Many priests are a disgrace, and there have been times when I have been ashamed of myself. But the purpose of contrition is to drive us back into the arms of the Lord. Francis said that he would kiss the hands of even the worst priest in the world, because these hands handle the body and blood of Jesus. I remember when +Dorsey Henderson, Bishop of Upper South Carolina, anointed my hands at my ordination, to bless and heal.

The ordained priesthood is filled with humiliations, both small and large. I think Francis is reminding ordained priests of our central task, one of a very few reserved to us (as representatives of the bishop and therefore the Universal Church). He is reminding us of this, because of the many other roles that priests were asked to play in his day--and still are in ours. I wonder what this passage would say to the priest who finds himself or herself performing the functions of a branch manager or treated as an employee, a member of the "parish staff." A priest is a member of a community, in fact a called and chosen leader within the community, in communion with the bishop and in collaboration with the vestry and other lay leaders.

I am responding, in part, to the issues raised by Fr. John Julian's comments on Derek's post here. My own sense is that frequent communion would renew us all in the fundamental act that brings us together as Church. Hearing the caveats of Christopher and others, I'm willing to back off of any judgmental attitude, but I still think that John Julian is on to something important. The Church is undergoing fundamental changes. The survival of the Church depends on us putting Eucharist first, at least as the norm.

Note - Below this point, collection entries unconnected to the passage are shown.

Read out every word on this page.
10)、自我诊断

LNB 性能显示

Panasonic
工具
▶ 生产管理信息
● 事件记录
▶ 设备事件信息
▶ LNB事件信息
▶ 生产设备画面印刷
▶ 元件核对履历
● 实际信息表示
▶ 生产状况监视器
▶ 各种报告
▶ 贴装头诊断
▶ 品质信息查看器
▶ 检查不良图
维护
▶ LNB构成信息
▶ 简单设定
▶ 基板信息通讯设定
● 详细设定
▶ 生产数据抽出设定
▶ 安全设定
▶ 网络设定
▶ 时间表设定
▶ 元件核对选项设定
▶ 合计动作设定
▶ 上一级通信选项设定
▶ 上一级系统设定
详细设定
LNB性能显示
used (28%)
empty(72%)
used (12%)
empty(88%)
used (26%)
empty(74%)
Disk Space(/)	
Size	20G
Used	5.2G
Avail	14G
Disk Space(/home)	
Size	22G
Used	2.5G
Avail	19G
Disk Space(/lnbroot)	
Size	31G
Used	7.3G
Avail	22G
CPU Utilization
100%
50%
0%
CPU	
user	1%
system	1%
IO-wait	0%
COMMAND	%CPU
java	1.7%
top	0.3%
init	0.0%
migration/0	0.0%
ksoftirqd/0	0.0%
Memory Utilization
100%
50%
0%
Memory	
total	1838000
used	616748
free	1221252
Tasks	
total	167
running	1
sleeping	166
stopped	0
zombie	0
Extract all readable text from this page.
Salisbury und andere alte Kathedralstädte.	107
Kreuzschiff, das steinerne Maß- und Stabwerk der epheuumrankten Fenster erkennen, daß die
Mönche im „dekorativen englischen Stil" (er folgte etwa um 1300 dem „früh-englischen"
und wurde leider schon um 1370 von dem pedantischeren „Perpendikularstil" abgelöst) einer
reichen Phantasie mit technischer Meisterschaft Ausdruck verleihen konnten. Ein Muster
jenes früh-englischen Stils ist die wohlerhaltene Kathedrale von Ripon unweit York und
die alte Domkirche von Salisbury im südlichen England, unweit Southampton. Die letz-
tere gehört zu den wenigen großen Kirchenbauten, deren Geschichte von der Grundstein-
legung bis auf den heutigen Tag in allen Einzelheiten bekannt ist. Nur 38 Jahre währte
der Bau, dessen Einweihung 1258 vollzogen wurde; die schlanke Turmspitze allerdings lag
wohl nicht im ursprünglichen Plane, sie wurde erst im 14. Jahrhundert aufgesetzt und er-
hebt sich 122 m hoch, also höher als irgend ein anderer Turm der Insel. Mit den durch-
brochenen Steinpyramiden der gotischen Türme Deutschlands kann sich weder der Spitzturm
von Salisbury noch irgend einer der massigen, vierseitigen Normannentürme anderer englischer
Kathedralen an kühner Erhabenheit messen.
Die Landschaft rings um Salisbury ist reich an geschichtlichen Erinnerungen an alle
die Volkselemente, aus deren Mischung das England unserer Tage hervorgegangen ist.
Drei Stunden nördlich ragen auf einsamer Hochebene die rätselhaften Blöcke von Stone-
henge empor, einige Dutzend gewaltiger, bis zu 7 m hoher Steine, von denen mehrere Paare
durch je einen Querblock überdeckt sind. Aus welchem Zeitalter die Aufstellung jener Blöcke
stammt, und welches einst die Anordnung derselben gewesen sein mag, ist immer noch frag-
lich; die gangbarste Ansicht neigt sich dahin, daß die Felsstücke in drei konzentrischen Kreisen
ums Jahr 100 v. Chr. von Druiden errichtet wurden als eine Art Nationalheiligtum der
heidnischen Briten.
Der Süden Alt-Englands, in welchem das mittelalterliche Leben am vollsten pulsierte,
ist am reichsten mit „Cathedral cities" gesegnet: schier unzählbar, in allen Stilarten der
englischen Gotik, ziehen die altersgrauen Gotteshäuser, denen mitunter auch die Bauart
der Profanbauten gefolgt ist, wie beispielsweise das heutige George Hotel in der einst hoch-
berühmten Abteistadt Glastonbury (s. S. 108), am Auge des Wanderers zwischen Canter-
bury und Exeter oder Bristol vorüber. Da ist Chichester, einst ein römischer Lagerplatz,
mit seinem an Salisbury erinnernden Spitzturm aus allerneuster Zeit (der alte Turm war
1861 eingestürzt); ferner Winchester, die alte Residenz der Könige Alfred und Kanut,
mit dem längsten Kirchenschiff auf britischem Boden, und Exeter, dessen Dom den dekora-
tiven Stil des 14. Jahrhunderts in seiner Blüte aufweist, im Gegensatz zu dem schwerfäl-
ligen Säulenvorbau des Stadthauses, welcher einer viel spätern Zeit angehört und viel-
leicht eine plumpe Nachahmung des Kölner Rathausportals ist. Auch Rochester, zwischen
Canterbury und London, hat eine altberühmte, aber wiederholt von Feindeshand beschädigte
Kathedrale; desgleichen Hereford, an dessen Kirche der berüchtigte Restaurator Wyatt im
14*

The answer to many of our challenges, I think, is to come back to the Eucharist and the absolutely free gift we find there. Properly understood, the whole rite is the Gospel lived out, including the mystery of the Church. The Eucharistic gift not only saves us; it also orders us into a coherent Body. We priests ought to find both our dignity and our humility here, rather than in worldly terms. In this sacrament, all are made brothers and sisters. One presides; all celebrate. None ought to forget his or her proper dignity within the Body.

Francis continues:

Let the whole world of humankind tremble
the whole world shake
and the heavens exult
when Christ, the Son of the living God,
is present on the altar
in the hands of a priest
O admirable heights and sublime lowliness!
O sublime humility!
O humble sublimity!
That the Lord of the universe
God and the Son of God,
so humbles Himself
that for our salvation
He hides himself under the little form of bread!